3. Il résulte de l'instruction que M. D, alors conseiller communautaire à la communauté urbaine de Bordeaux, a été victime d'une chute lors d'un déplacement en Israël, à l'invitation du club de football des Girondins de Bordeaux pour assister à une rencontre sportive à l'occasion de la Coupe européenne de football, opposant cette équipe au Maccabi Tel Aviv. L'accident qui lui a provoqué un traumatisme de l'épaule droite avec fracture à l'origine d'importantes séquelles a eu lieu le 12 décembre 2013, le matin précédant la rencontre sportive, lors d'une visite guidée de la vieille ville de Jérusalem. Si M. D devait représenter le président de la communauté urbaine de Bordeaux lors de cette rencontre sportive, il ne résulte pas de l'instruction qu'il aurait été chargé d'un mandat spécial confié par le conseil communautaire pour participer aux activités touristiques des deux jours la précédant. Par suite, M. D n'est pas fondé à soutenir que la responsabilité de Bordeaux Métropole est engagée sur le fondement des dispositions de l'article L. 5211-15 du code général des collectivités territoriales précitées.

4. En second lieu, la circonstance que Bordeaux Métropole ait formulé une proposition amiable d'indemnisation n'est pas de nature à faire regarder la responsabilité de cet établissement public comme étant engagée.

5. Il résulte de tout ce qui précède que M. D n'est pas fondé à soutenir que c'est à tort que, par le jugement attaqué, le tribunal administratif de Bordeaux a rejeté sa demande tendant à la condamnation de Bordeaux Métropole.

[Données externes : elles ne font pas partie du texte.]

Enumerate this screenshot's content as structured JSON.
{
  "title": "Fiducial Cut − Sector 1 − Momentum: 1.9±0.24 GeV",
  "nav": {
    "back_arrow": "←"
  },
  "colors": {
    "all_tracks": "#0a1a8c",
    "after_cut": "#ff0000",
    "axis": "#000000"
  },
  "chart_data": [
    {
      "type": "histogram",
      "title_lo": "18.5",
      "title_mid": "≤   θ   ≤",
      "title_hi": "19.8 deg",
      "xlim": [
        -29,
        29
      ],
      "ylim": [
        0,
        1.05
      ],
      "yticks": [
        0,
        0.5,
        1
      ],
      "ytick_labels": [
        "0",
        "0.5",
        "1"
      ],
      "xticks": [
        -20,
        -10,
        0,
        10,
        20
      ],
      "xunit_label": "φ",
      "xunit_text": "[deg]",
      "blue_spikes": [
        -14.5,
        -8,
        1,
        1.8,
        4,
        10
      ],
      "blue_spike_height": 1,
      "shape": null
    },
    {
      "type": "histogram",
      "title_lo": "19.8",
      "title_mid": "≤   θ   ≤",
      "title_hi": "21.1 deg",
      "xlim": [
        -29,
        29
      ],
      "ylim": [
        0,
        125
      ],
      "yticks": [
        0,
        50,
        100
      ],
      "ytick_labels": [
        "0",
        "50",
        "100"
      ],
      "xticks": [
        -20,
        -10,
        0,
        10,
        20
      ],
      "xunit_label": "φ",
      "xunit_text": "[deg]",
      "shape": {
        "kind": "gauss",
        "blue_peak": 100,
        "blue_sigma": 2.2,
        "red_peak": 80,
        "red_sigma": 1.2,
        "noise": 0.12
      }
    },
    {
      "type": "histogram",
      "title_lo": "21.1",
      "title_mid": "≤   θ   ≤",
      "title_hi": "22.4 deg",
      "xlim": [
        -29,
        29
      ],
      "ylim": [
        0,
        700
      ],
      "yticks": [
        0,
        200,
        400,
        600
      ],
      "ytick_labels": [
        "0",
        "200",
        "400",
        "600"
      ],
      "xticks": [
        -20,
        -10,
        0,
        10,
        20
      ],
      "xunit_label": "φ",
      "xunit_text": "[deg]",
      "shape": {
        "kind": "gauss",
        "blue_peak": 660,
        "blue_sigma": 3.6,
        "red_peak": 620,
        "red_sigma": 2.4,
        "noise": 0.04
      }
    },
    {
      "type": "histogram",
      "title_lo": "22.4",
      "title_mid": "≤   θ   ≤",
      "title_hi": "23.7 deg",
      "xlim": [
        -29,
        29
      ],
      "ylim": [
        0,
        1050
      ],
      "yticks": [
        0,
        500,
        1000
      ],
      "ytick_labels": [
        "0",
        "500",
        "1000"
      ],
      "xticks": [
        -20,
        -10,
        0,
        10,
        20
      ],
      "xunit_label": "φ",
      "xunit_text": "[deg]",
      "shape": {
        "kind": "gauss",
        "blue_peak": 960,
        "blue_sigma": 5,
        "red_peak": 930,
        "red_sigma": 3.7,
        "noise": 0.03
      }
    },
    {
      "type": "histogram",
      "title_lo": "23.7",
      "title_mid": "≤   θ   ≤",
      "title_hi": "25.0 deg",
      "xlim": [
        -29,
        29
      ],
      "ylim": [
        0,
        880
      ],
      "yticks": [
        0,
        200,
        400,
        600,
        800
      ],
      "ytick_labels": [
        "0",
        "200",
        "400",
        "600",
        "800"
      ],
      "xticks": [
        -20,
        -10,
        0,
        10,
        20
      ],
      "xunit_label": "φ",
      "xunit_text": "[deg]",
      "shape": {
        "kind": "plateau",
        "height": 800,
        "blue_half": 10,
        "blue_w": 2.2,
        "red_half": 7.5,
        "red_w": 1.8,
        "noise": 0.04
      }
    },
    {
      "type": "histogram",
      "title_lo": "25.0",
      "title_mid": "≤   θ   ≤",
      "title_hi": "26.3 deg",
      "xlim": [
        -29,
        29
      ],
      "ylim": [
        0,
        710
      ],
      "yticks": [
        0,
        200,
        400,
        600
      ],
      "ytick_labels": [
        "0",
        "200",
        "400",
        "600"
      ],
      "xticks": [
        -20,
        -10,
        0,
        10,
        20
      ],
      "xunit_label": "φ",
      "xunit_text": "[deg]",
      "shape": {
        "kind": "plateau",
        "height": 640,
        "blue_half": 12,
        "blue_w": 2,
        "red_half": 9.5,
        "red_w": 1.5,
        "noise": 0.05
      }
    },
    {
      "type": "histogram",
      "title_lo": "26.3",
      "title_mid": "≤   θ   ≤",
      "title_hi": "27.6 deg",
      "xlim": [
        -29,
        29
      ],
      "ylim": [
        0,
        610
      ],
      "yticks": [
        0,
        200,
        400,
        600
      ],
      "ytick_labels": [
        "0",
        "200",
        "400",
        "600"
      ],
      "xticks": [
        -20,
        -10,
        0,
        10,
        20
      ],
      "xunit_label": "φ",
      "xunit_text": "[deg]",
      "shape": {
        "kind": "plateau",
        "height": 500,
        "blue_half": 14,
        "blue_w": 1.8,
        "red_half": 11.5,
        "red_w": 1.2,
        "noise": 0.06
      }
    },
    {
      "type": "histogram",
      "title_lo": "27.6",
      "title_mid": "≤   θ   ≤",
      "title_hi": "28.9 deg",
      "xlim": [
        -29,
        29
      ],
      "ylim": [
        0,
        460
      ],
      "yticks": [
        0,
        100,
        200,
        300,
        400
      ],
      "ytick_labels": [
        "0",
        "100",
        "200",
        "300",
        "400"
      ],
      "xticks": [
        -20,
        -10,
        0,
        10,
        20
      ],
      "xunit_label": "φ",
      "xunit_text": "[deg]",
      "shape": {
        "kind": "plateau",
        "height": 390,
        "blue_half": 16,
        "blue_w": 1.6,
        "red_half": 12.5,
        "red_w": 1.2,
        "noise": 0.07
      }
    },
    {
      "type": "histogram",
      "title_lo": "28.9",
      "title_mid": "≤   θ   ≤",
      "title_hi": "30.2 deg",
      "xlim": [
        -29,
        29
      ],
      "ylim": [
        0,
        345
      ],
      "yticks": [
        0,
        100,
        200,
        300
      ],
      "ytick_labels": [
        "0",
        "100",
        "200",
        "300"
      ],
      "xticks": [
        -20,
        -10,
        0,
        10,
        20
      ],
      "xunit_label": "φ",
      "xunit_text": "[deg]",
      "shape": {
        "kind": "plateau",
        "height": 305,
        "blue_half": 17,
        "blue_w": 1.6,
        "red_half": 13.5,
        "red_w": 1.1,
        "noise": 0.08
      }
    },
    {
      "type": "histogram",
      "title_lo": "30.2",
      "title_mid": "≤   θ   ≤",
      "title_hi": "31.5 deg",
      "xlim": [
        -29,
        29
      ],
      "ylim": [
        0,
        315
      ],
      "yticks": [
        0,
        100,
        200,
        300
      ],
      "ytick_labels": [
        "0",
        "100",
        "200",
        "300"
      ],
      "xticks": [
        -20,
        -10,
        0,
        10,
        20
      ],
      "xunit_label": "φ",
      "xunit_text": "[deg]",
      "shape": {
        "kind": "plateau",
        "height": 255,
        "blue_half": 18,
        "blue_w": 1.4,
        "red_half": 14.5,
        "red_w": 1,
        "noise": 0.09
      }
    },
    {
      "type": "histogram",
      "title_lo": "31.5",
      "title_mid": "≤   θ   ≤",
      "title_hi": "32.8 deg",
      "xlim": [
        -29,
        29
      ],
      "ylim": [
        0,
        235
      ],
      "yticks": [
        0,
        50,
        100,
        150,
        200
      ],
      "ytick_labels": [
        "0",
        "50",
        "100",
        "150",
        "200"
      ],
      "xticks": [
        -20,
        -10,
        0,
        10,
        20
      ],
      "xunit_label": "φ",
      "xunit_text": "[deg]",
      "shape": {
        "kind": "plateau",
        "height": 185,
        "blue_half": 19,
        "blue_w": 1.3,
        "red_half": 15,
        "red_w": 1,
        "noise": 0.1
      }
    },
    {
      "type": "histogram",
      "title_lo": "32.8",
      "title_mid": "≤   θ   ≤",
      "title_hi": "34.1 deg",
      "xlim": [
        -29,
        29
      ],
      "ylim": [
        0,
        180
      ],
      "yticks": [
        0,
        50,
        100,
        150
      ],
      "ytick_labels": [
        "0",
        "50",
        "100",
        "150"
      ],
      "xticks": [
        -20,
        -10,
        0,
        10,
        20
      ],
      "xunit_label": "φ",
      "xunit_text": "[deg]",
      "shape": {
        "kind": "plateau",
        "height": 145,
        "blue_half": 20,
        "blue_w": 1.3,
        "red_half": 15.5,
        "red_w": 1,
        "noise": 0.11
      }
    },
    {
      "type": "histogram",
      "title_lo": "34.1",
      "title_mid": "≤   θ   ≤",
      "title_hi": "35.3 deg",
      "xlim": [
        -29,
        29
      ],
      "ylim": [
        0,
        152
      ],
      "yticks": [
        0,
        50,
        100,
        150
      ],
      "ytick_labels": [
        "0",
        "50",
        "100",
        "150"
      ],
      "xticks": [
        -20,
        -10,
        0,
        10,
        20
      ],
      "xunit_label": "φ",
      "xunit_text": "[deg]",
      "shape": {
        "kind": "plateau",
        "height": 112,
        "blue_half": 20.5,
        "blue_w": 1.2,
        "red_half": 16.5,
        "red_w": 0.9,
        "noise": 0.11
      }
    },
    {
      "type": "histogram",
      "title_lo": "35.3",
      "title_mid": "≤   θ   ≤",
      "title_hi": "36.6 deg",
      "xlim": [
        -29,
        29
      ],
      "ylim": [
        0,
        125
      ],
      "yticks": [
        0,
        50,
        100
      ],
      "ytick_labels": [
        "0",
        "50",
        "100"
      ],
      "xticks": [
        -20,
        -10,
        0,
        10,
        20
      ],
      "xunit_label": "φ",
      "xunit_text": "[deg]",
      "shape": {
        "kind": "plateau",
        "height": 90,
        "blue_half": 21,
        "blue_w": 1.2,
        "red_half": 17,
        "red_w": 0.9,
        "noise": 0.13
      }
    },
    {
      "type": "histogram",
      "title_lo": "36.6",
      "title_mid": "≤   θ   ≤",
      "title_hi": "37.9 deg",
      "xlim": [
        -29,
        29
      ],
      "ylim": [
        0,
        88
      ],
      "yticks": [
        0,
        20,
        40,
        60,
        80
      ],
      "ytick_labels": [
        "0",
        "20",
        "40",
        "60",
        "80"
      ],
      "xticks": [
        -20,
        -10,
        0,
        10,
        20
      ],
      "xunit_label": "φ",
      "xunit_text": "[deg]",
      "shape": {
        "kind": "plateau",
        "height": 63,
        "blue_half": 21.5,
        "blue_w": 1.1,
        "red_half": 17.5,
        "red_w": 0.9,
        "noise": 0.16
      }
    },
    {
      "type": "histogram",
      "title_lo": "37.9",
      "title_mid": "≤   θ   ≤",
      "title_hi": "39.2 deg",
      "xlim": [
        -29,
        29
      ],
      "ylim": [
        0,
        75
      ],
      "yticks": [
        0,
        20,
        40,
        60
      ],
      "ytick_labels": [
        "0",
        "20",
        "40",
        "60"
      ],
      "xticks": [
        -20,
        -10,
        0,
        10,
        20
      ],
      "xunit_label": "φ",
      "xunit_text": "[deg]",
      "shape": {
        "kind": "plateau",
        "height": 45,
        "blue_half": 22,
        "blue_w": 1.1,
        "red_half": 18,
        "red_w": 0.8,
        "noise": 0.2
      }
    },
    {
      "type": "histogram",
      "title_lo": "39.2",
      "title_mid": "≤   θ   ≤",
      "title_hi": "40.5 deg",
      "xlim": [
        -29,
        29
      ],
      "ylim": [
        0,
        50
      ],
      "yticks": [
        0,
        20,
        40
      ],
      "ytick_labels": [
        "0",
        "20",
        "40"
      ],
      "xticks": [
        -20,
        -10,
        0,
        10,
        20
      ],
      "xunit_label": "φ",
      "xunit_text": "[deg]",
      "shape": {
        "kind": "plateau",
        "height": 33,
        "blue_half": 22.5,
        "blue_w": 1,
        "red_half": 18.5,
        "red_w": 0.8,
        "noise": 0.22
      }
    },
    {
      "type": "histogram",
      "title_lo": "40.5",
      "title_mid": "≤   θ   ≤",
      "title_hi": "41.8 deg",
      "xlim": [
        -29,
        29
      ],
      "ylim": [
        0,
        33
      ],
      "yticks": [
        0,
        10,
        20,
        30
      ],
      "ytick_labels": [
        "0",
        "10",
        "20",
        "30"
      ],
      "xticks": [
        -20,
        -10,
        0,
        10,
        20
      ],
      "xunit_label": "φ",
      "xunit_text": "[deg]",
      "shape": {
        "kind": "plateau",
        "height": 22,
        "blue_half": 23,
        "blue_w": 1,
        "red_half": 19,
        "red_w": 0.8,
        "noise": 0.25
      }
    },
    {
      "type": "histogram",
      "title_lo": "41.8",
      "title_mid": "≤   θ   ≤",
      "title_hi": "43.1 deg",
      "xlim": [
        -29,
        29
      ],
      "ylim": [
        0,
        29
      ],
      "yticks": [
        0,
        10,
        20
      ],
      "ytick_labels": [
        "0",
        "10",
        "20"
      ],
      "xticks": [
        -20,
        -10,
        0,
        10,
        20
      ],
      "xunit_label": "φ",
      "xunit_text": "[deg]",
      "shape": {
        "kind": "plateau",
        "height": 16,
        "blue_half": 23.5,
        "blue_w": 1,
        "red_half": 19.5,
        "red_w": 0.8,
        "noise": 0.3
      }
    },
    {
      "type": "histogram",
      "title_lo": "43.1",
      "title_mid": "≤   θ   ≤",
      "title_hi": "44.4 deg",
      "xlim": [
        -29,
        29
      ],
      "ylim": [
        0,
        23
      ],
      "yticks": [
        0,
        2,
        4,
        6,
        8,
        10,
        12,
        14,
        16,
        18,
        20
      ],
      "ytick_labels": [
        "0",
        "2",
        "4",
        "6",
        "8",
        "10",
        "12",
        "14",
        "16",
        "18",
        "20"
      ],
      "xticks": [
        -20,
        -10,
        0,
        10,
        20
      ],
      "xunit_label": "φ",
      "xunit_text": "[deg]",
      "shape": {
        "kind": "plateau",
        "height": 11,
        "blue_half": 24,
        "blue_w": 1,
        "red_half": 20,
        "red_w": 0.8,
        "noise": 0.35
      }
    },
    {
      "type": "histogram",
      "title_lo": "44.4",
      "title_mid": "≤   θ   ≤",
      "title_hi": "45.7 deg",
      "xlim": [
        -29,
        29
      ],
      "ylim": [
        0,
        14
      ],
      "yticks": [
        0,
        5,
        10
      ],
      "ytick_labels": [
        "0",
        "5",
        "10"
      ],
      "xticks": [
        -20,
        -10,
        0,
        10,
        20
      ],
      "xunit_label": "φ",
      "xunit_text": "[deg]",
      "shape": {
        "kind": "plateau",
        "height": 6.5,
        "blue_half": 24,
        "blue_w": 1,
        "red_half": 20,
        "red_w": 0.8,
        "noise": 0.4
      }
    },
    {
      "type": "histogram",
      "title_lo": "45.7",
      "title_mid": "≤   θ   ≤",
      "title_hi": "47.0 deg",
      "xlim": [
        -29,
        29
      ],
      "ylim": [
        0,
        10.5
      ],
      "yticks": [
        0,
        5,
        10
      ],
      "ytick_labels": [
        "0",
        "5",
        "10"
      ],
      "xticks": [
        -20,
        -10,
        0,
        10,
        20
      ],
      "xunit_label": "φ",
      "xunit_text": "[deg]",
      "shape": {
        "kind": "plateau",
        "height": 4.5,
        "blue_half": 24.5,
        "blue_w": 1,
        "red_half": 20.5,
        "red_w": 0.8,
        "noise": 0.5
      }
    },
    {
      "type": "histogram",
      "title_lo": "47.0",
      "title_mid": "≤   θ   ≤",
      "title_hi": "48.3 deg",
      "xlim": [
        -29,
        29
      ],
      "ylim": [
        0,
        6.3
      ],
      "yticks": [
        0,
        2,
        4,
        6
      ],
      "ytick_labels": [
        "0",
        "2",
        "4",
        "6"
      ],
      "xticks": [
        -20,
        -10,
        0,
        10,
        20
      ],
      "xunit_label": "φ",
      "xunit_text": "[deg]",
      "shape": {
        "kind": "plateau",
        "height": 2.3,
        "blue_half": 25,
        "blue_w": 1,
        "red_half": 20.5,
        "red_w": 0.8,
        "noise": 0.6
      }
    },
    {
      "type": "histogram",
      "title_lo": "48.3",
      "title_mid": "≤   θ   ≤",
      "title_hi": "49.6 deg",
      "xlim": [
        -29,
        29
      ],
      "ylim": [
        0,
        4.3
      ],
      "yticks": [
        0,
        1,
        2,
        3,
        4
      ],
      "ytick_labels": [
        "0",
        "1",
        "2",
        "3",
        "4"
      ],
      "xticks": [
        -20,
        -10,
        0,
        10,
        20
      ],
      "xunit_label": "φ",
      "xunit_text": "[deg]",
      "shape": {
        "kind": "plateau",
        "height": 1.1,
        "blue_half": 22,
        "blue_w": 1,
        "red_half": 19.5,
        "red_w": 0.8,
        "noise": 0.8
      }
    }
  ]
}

Sur les frais liés au litige :

6. Les dispositions de l'article L.761-1 du code de justice administrative font obstacle à ce que soit mise à la charge de Bordeaux Métropole, qui n'est pas la partie perdante dans la présente instance, la somme que M. D demande au titre des frais exposés par lui et non compris dans les dépens. Les conclusions tendant à la condamnation de Bordeaux Métropole aux dépens de l'instance, laquelle n'en comporte au demeurant aucun, ne peuvent qu'être rejetées. Dans les circonstances de l'espèce, il y a lieu de mettre à la charge de M. D la somme de 1 500 euros au titre des frais liés au litige.

DECIDE :

Article 1er : La requête de M. D est rejetée.

Article 2 : M. D versera à Bordeaux Métropole la somme de 1 500 euros en application de l'article L. 761-1 du code de justice administrative.

Article 3 : Le présent arrêt sera notifié à M. B D et à Bordeaux Métropole.

Délibéré après l'audience du 28 mars 2022 à laquelle siégeaient :

Mme Karine Butéri, présidente,

M. Olivier Cotte, premier conseiller,

Mme Caroline Gaillard, première conseillère.

Rendu public par mise à disposition au greffe, le 4 mai 2022.

Le rapporteur,

Olivier A

La présidente,

Karine Butéri

La greffière,

Catherine Jussy

La République mande et ordonne à la préfète de la Gironde en ce qui la concerne ou à tous huissiers de justice à ce requis en ce qui concerne les voies de droit commun contre les parties privées, de pourvoir à l'exécution de la présente décision.